Sullo sfondo di questi incidenti diplomatici che, puntuali, si verificano tra le organizzazioni sindacali che si occupano dell’affaire Sanitaservice, rimangono intatti gli annosi problemi legati anche all’organizzazione del lavoro. Prima definita “confusionaria”,  ed oggi “inadeguata” a causa del comportamento di alcuni referenti nominati tra gli stessi lavoratori.

Queste figure, di pari livello e cui è stato affidato il mero compito di far da tramite con l’amministrazione centrale, a detta degli interessati, adotterebbero comportamenti addirittura discriminatori tra i dipendenti, in base alla singola appartenenza sindacale. Di “abusi di potere” parla apertamente una lavoratrice impiegata sul presidio ospedaliero di Gallipoli, “costretta” a rientrare dalle ferie forzate. “Entriamo in ferie per effetto di un ordine di servizio perché, a quanto pare, esiste un consistente numero di ore arretrate da smaltire – spiega Carla Barba -. Ma poi ci chiedono di ritornare in ospedale per non lasciare scoperti i reparti, senza fornirci il preavviso di 48 ore. Spesso ci contattano solo un’ora prima”.sit in 007-2

Sul caso, come spiega Cesare Ciurlia di Cisal, esisterebbero due denunce fatte dai lavoratori presso la stazione dei carabinieri di Copertino: “I dipendenti hanno scritto nero su bianco le minacce e le vessazioni ricevute dal referente dell’ospedale locale che li obbliga ad occuparsi di altre mansioni, spostandoli da un reparto all’altro o costringendoli ad andare in ferie”.

Anche in virtù di queste denunce, spiega Ciurlia, i sindacati hanno richiesto l’intervento del nuovo amministratore unico della società in house, Lorenzo Martello, che avrebbe risposto ridimensionando la portata degli episodi.

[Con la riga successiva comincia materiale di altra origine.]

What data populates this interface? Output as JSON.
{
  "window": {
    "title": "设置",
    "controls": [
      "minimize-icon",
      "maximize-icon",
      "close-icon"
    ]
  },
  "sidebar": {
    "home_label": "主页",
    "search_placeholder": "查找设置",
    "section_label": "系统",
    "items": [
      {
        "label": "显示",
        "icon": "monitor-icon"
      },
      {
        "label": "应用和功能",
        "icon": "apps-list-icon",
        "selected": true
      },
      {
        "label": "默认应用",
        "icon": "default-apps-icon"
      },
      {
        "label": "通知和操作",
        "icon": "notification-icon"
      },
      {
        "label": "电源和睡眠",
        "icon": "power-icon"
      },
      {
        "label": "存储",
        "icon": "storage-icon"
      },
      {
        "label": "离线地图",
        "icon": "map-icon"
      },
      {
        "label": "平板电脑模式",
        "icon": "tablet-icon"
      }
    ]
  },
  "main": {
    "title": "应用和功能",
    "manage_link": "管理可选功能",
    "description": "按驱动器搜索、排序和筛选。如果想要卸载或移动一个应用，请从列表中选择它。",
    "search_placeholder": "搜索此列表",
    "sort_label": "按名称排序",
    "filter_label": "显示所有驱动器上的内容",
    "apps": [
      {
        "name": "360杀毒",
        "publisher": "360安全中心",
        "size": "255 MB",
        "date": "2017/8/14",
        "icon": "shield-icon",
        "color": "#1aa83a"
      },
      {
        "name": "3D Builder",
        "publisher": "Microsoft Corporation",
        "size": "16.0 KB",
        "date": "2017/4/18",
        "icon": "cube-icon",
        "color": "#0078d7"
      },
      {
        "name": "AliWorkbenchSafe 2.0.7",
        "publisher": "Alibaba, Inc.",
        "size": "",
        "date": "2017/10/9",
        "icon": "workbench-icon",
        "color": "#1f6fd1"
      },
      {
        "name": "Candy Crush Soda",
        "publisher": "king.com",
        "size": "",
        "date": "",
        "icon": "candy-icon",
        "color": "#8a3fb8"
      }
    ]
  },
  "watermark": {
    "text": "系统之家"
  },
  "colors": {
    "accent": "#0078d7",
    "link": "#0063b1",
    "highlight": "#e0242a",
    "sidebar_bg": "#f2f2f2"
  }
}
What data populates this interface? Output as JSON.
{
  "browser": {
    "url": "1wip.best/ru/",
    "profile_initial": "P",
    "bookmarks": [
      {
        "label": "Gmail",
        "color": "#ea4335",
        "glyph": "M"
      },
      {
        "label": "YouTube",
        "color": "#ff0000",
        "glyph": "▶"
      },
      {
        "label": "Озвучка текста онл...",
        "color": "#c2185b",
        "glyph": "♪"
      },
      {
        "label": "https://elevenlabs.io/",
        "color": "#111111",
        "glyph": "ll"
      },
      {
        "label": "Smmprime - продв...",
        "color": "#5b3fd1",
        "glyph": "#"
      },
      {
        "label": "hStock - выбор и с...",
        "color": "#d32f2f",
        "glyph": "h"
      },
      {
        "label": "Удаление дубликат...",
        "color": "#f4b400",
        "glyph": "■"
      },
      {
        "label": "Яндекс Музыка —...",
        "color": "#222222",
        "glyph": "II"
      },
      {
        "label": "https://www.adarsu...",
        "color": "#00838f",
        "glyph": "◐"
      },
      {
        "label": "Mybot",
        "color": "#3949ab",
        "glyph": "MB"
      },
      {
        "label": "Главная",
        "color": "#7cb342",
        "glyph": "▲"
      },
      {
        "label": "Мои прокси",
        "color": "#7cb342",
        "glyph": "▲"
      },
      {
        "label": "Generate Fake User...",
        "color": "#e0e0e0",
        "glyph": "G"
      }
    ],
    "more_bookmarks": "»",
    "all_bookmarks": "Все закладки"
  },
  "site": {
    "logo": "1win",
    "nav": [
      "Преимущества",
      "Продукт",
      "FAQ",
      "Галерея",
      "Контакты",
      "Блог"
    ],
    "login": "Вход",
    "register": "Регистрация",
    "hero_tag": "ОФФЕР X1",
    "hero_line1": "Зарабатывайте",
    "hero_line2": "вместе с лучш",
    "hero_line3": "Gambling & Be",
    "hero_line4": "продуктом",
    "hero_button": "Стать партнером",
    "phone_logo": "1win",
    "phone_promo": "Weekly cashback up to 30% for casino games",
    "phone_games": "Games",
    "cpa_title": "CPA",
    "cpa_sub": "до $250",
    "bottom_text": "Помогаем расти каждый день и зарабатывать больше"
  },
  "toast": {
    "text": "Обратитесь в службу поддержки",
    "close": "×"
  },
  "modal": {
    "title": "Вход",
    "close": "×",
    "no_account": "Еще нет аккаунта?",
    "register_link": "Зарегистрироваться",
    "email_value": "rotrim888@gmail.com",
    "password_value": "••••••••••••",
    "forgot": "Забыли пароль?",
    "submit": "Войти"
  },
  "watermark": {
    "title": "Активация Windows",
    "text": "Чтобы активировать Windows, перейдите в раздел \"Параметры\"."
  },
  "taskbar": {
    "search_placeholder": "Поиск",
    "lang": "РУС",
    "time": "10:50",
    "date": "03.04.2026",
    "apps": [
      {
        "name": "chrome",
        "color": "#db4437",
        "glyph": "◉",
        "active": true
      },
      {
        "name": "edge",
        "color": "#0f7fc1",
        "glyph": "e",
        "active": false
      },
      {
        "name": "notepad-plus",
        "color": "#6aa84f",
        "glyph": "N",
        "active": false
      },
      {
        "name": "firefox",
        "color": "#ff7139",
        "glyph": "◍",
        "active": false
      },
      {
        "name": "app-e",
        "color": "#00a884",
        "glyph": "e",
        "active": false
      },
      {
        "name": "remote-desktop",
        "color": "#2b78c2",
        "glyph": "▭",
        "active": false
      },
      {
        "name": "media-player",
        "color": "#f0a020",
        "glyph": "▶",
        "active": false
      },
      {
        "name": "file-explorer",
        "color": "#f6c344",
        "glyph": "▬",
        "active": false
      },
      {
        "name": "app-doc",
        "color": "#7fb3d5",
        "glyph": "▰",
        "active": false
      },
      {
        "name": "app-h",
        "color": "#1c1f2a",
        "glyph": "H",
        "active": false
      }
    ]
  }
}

Ma anche le verifiche promesse sui presidi ospedalieri non sarebbero mai avvenute, mentre “gli atti di prepotenza continuano”, incalza l’esponente Cisal.

La matassa di Sanitaservice potrebbe essere sbrogliata il 13 maggio, data scelta per un incontro in Regione Puglia con tutti gli attori di questa annosa vertenza. Ma Cgil, Cisl e Uil hanno scelto di giocare d’anticipo, chiedendo di essere convocati direttamente dal presidente Nichi Vendola il 10 maggio. “Al numero uno della giunta regionale vogliamo spiegare che il suo assessore al ramo, Elena Gentile, non può arbitrariamente spostare il tavolo della trattativa dalla sede naturale di Lecce fino a Bari, solo per far posto ad una sigla sindacale”, spiega Giuseppe Melissano della Cisl con una stoccata che, tra le righe, rinfocola il serbatoio delle polemiche.